Discussions of police violence in American cities have led to the introduction of some troubling policy changes since the initial surge of protests in the summer of 2020. Rather than addressing the conduct of law enforcement, lawmakers across thirty-four states have been pushing more than 80 bills that strip the protections peaceful protesters have against both state and anti-protester violence, thereby limiting free speech (1). Recent incidents have led to a resurgence of anger directed at a specific practice that some police departments take part in: no-knock warrants.
It is generally illegal for police officers to break into private property without announcing themselves beforehand and attempting to gain compliance, even if they have a warrant to search the property (2). However, there are specific types of warrants, called no-knock or quick-knock warrants, that give police the legal right to forcibly enter a home without any previous notice or just seconds after announcing themselves.
No-knock warrants were first implemented in the United States by the Nixon administration in the 1970’s as part of “the war on drugs” and their used has increased exponentially in the decades since (3). The idea is that the suspects would have less time to dispose of evidence (drugs) if the police can enter as soon as they make the suspects aware that they are there. In practice, these kinds of warrants are more often executed by heavily armed teams with military-levels of strategy and weapons (colloquially called SWAT teams) who are generally sent to raid a place for marijuana (3). Interestingly, 80% of all SWAT team deployments in the US are used to serve drug search warrants (4), rather than for purposes like riot control or confrontation with violent criminals.

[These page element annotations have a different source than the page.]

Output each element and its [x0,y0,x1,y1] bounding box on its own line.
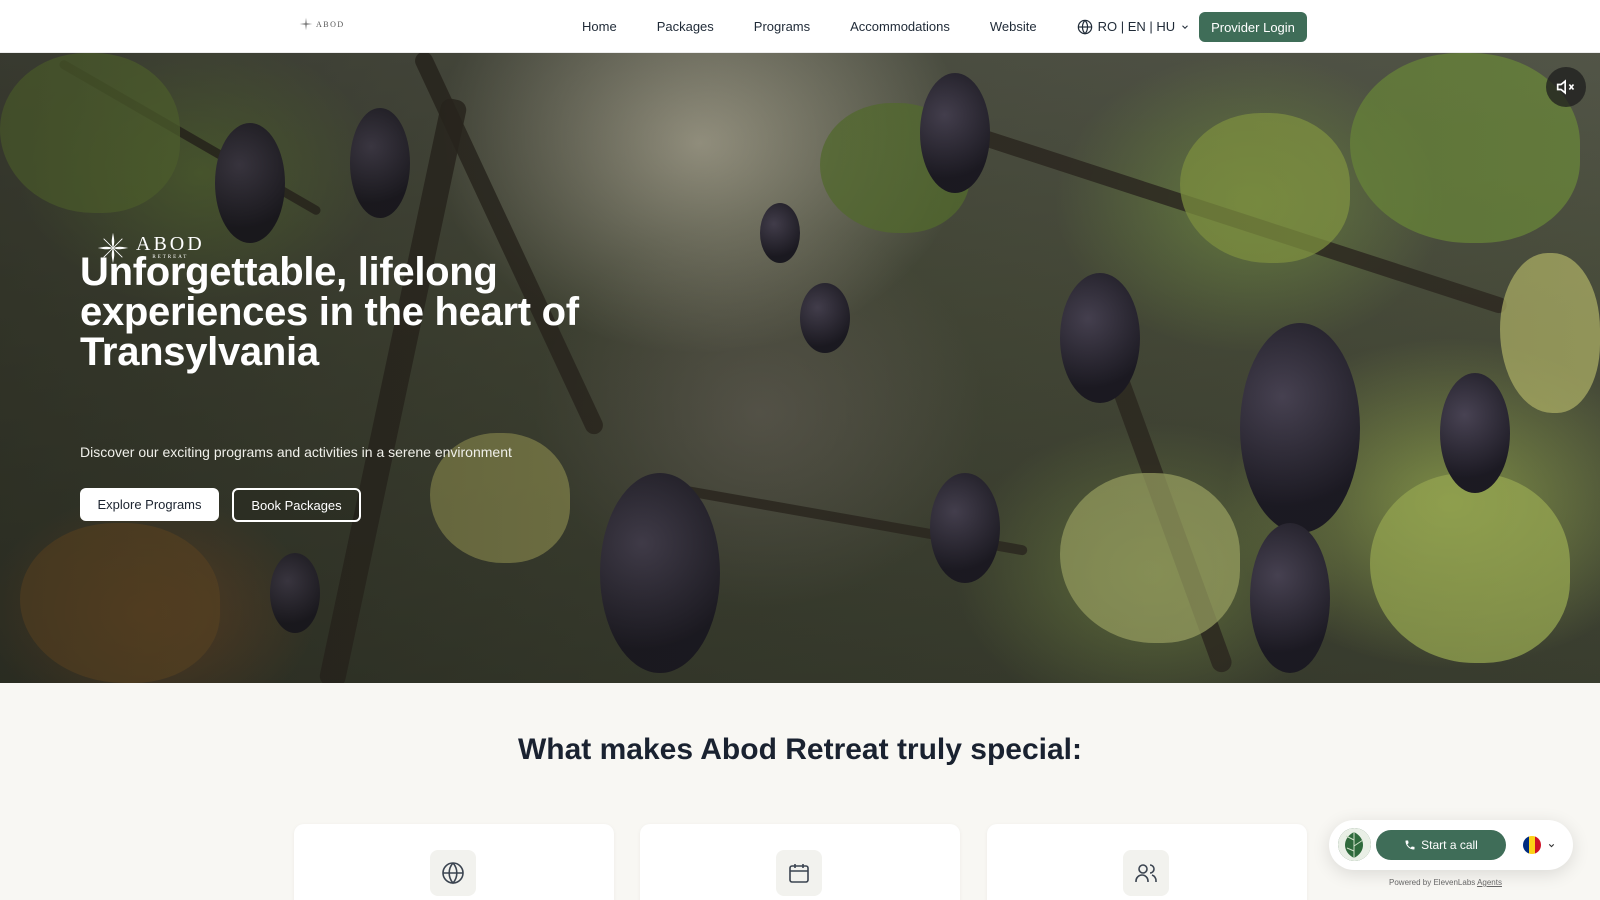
globe-icon [442,862,464,885]
agent-avatar [1338,828,1371,861]
voice-agent-widget: Start a call [1329,820,1573,870]
language-selector[interactable]: RO | EN | HU [1077,19,1191,35]
abod-logo-icon [299,17,313,31]
romania-flag-icon [1522,836,1541,854]
feature-card [294,824,614,900]
leaf-avatar-icon [1338,828,1371,861]
agents-link[interactable]: Agents [1477,878,1502,887]
start-call-button[interactable]: Start a call [1376,830,1506,860]
start-call-label: Start a call [1421,838,1478,852]
nav-link-packages[interactable]: Packages [657,19,714,34]
users-icon [1135,864,1157,882]
powered-by-text: Powered by ElevenLabs Agents [1389,878,1502,887]
nav-logo-text: ABOD [316,19,345,29]
nav-link-home[interactable]: Home [582,19,617,34]
nav-link-accommodations[interactable]: Accommodations [850,19,950,34]
mute-button[interactable] [1546,67,1586,107]
nav-links: Home Packages Programs Accommodations We… [582,0,1220,53]
feature-card [987,824,1307,900]
volume-mute-icon [1556,79,1575,95]
language-label: RO | EN | HU [1097,19,1176,34]
feature-card [640,824,960,900]
nav-logo[interactable]: ABOD [299,17,345,31]
nav-link-programs[interactable]: Programs [754,19,810,34]
top-navbar: ABOD Home Packages Programs Accommodatio… [0,0,1600,53]
explore-programs-button[interactable]: Explore Programs [80,488,219,521]
chevron-down-icon [1548,843,1554,847]
powered-by-label: Powered by ElevenLabs [1389,878,1476,887]
phone-icon [1405,840,1415,850]
globe-icon [1077,19,1092,35]
calendar-icon [789,864,809,883]
section-title: What makes Abod Retreat truly special: [517,733,1083,766]
language-flag-selector[interactable] [1515,830,1563,860]
nav-link-website[interactable]: Website [990,19,1037,34]
provider-login-button[interactable]: Provider Login [1199,12,1307,42]
hero-title: Unforgettable, lifelong experiences in t… [80,250,579,374]
book-packages-button[interactable]: Book Packages [232,488,361,522]
feature-icon-box [430,850,476,896]
chevron-down-icon [1182,24,1189,29]
feature-icon-box [1123,850,1169,896]
feature-icon-box [776,850,822,896]
hero-subtitle: Discover our exciting programs and activ… [80,444,512,460]
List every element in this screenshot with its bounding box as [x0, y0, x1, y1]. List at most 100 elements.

No-knock warrants, like most police actions, are disproportionately carried out against racial minorities, especially black people (2). No-knock warrants also increase the probability that the confrontation will end in violence, and have led to the deaths of several dozen people, both ordinary citizens and officers. There were two recent and very high-profile cases of police entering a home at night under a no-knock warrant that resulted, both times, in the deaths of civilians who were not even named on the warrants; Breonna Taylor in Louisville, 26, and Amir Locke in Minneapolis, 22, were both killed by police officers during no-knock raids (5). If no-knock warrants continue, these same exact tragedies will also continue to repeat themselves. Are these innocent deaths justified by the slight potential of convicting a few more people of non-violent, drug-related crimes?
No-knock warrants have also received a great amount of criticism from second amendment advocates (2). Much of the violence that has resulted from no-knock warrants began specifically because legal gun owners thought their homes were being invaded by non-police individuals, and they reacted accordingly. Even when the civilians have some amount of trigger discipline in these immediate and frightening circumstances, the police often do not, and will fire as soon as they see anything resembling a weapon.
So, no-knock warrants are broadly considered to be bad on an individual level because they increase the risk of personal harm to both civilians and police officers, with minimal evidence of benefits. But what relationship does this practice and its widespread use have with the democratic system of the United States?
The increased use no-knock warrants is a part of the broader trend of the militarization of American police forces over the last several decades. Police forces have been allowed more power over citizens, both physically in terms of access to military-grade weapons and legally in their ability to suspend and circumvent personal rights. Even though the police are formally decentralized in the United States, meaning there isn’t one central authority calling the shots for every police department in the country, there is still a broader police culture, with standards of normalization in their behavior (6). If one department starts crossing the line between increasing security and impeding individual rights and then receives little to no consequences, other departments are likely to follow suit.
This overextension of enforcement power is inherently an issue of democracy because the rights ensured by the democratically established federal laws are being usurped by local, procedural ordinances, but there is also the potential for this to actively interfere with democracy. If the interests of this police culture begin to fall out of line with the general public, the lack of checks on police power may unduly affect elections, policymaking, and, especially, freedom of speech.
Police are actors of the state; they are supposed to carry out the will of the state and are thus entrusted with the power of the state. In a perfect democracy, the will of the state is the will of the people, but perfect democracies do not exist. When the police are given such leeway, when their actions are not restricted to executing the law of the land, the biases that have developed with police culture will begin to suffuse in and affect their actions. “Law enforcement groups” have a large amount of financially-backed sway over both political parties (7) and the physical measures police culture will resort to (very often without facing any repercussions) when it is threatened by democratic consensus were made very clear every in the summer of 2020. While a few of the protests against police brutality involved some violent outbursts against property, the vast, vast majority of the tens of millions of Americans protesting denounced the violence, yet police all over the country overwhelming responded with escalation and violent suppression tactics (8).
Peaceful protest, gathering in public spaces to advocate for policies people want enacted because they will lead to better living conditions is textbook freedom of speech, a cornerstone of democracy. State actors enacting such brutal measures against these peaceful protesters, with open encouragement from the federal administration of the time, should be deeply troubling for anyone concerned with the future of democracy in America.